I have been a perfectionist for most of my adult life. You may not know it to look at me, because I turn my perfectionist eye towards a few things. For instance, I will not care if my nails are done or if my house is spotless, because they rarely are. Instead, I care whether I use “this” or “a” as an article in a final draft of a poem. I care if I do everything exactly right at work. My laundry can wait, but I will spend extra time and energy on projects that are near and dear to me.
I (wrongly) think that this is a sign of care, as in I care enough to make it perfect. But, I know deep down that I am flawed, as we are all flawed. I am incapable of making something perfect, because I am human. I am capable of making imperfect beauty and not-quite-right solutions.
I also know that my quest for perfection prevents me from completion. I recognized this on Tuesday morning as I edited my manuscript. I haven’t read this manuscript in about a year, and the work itself is five years old. I had lost some of the intimacy with the poems that I had developed while writing and editing the work. Now that I was in the middle of reading the manuscript, I was doubting whether this book was good enough to put out in the world. Is it finished yet? Is it perfect?

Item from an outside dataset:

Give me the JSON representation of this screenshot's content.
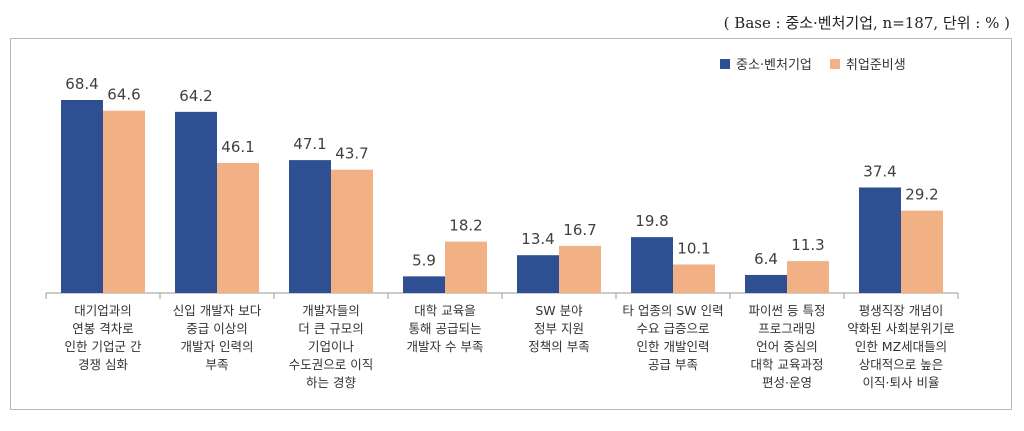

I know that it will never be perfect, because I made it. It contains good poems, none of which are perfect. Several of them are downright broken. But they reflect a real part of my work and my life. These poems, and this manuscript, are drafts. They are in progress. When it comes down to it, I realized instinctively when I filled in the blank that I will be forever a work in progress. And that is much better (and much more beautiful) than being perfect.